Performance Improvements

• Plugin Update Optimization: Prevented running get_plugins() on every admin page load, significantly reducing overhead on admin pages.

• Asynchronous Plugin Updates: Implemented cron for asynchronous update plugin requests, improving admin dashboard loading times.

• Gears Integration Updates: Updated Gears integration in anticipation of Safari support, with improved detection and handling to enhance browser caching capabilities.

Impact Summary

WordPress 2.6.1 is a significant maintenance release that addresses over 50 bugs and issues found in WordPress 2.6. The update focuses on improving stability, security, and compatibility across the platform.

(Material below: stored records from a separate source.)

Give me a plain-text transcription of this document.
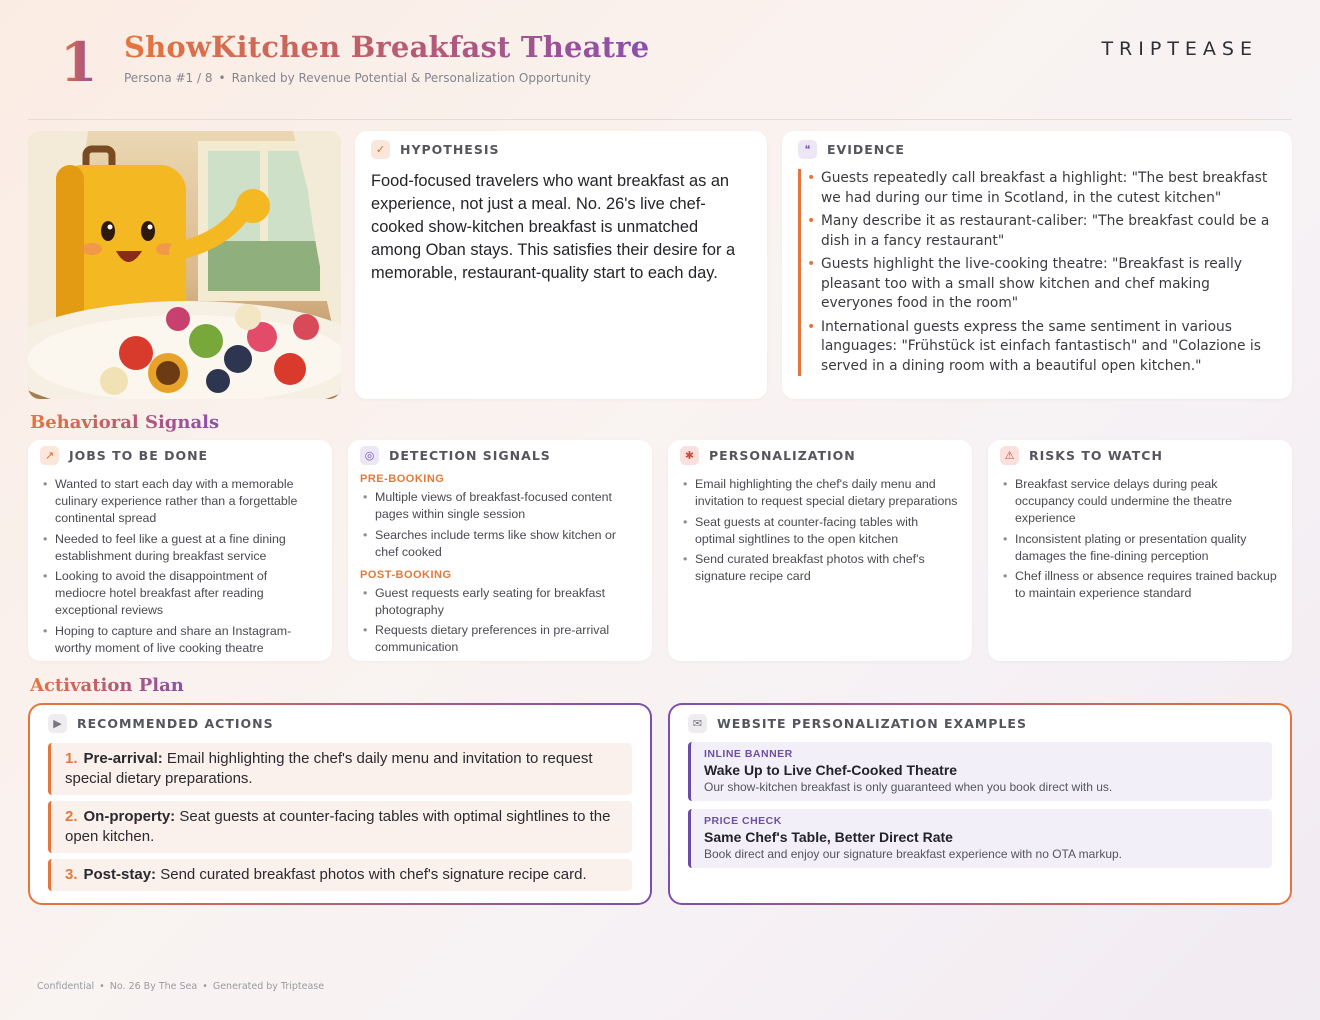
1 ShowKitchen Breakfast Theatre
Persona #1 / 8 • Ranked by Revenue Potential & Personalization Opportunity
TRIPTEASE
✓	HYPOTHESIS

Food-focused travelers who want breakfast as an experience, not just a meal. No. 26's live chef-cooked show-kitchen breakfast is unmatched among Oban stays. This satisfies their desire for a memorable, restaurant-quality start to each day.

❝	EVIDENCE
• Guests repeatedly call breakfast a highlight: "The best breakfast we had during our time in Scotland, in the cutest kitchen"
• Many describe it as restaurant-caliber: "The breakfast could be a dish in a fancy restaurant"
• Guests highlight the live-cooking theatre: "Breakfast is really pleasant too with a small show kitchen and chef making everyones food in the room"
• International guests express the same sentiment in various languages: "Frühstück ist einfach fantastisch" and "Colazione is served in a dining room with a beautiful open kitchen."
Behavioral Signals
↗	JOBS TO BE DONE
• Wanted to start each day with a memorable culinary experience rather than a forgettable continental spread
• Needed to feel like a guest at a fine dining establishment during breakfast service
• Looking to avoid the disappointment of mediocre hotel breakfast after reading exceptional reviews
• Hoping to capture and share an Instagram-worthy moment of live cooking theatre
◎	DETECTION SIGNALS
PRE-BOOKING
• Multiple views of breakfast-focused content pages within single session
• Searches include terms like show kitchen or chef cooked
POST-BOOKING
• Guest requests early seating for breakfast photography
• Requests dietary preferences in pre-arrival communication
✱	PERSONALIZATION
• Email highlighting the chef's daily menu and invitation to request special dietary preparations
• Seat guests at counter-facing tables with optimal sightlines to the open kitchen
• Send curated breakfast photos with chef's signature recipe card
⚠	RISKS TO WATCH
• Breakfast service delays during peak occupancy could undermine the theatre experience
• Inconsistent plating or presentation quality damages the fine-dining perception
• Chef illness or absence requires trained backup to maintain experience standard
Activation Plan
▶	RECOMMENDED ACTIONS
1. Pre-arrival: Email highlighting the chef's daily menu and invitation to request special dietary preparations.
2. On-property: Seat guests at counter-facing tables with optimal sightlines to the open kitchen.
3. Post-stay: Send curated breakfast photos with chef's signature recipe card.
✉	WEBSITE PERSONALIZATION EXAMPLES
INLINE BANNER
Wake Up to Live Chef-Cooked Theatre
Our show-kitchen breakfast is only guaranteed when you book direct with us.
PRICE CHECK
Same Chef's Table, Better Direct Rate
Book direct and enjoy our signature breakfast experience with no OTA markup.
Confidential • No. 26 By The Sea • Generated by Triptease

Key improvements include fixes for tag handling and custom slugs, which resolves issues with tag duplication that affected many content creators. The AtomPub functionality has been enhanced to prevent draft posts from being auto-published when edited, a critical fix for developers using external editing tools.

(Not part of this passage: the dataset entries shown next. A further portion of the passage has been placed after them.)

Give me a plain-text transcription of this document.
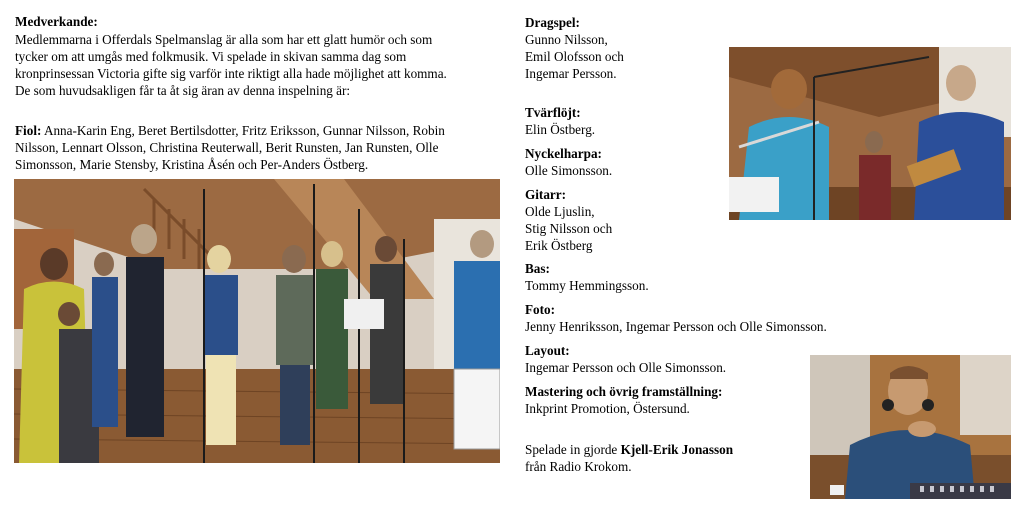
Medverkande:
Medlemmarna i Offerdals Spelmanslag är alla som har ett glatt humör och som
tycker om att umgås med folkmusik. Vi spelade in skivan samma dag som
kronprinsessan Victoria gifte sig varför inte riktigt alla hade möjlighet att komma.
De som huvudsakligen får ta åt sig äran av denna inspelning är:
Fiol: Anna-Karin Eng, Beret Bertilsdotter, Fritz Eriksson, Gunnar Nilsson, Robin
Nilsson, Lennart Olsson, Christina Reuterwall, Berit Runsten, Jan Runsten, Olle
Simonsson, Marie Stensby, Kristina Åsén och Per-Anders Östberg.
Dragspel:
Gunno Nilsson,
Emil Olofsson och
Ingemar Persson.
Tvärflöjt:
Elin Östberg.
Nyckelharpa:
Olle Simonsson.
Gitarr:
Olde Ljuslin,
Stig Nilsson och
Erik Östberg
Bas:
Tommy Hemmingsson.
Foto:
Jenny Henriksson, Ingemar Persson och Olle Simonsson.
Layout:
Ingemar Persson och Olle Simonsson.
Mastering och övrig framställning:
Inkprint Promotion, Östersund.
Spelade in gjorde Kjell-Erik Jonasson
från Radio Krokom.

Administrators will benefit from improved upload directory handling, better plugin management, and the new ability to disable password reset on a per-user basis. Content creators will appreciate fixes to image captions, Press This functionality, and post revision tracking.

The release also includes several security enhancements, such as improved HTML sanitization and query preparation, making WordPress more resistant to potential attacks. Performance optimizations, particularly around plugin updates, will result in faster admin page loading times.

Overall, WordPress 2.6.1 represents a comprehensive refinement of the 2.6 release, addressing pain points across the platform while maintaining backward compatibility. The absence of breaking changes makes this an easy and recommended upgrade for all WordPress 2.6 users.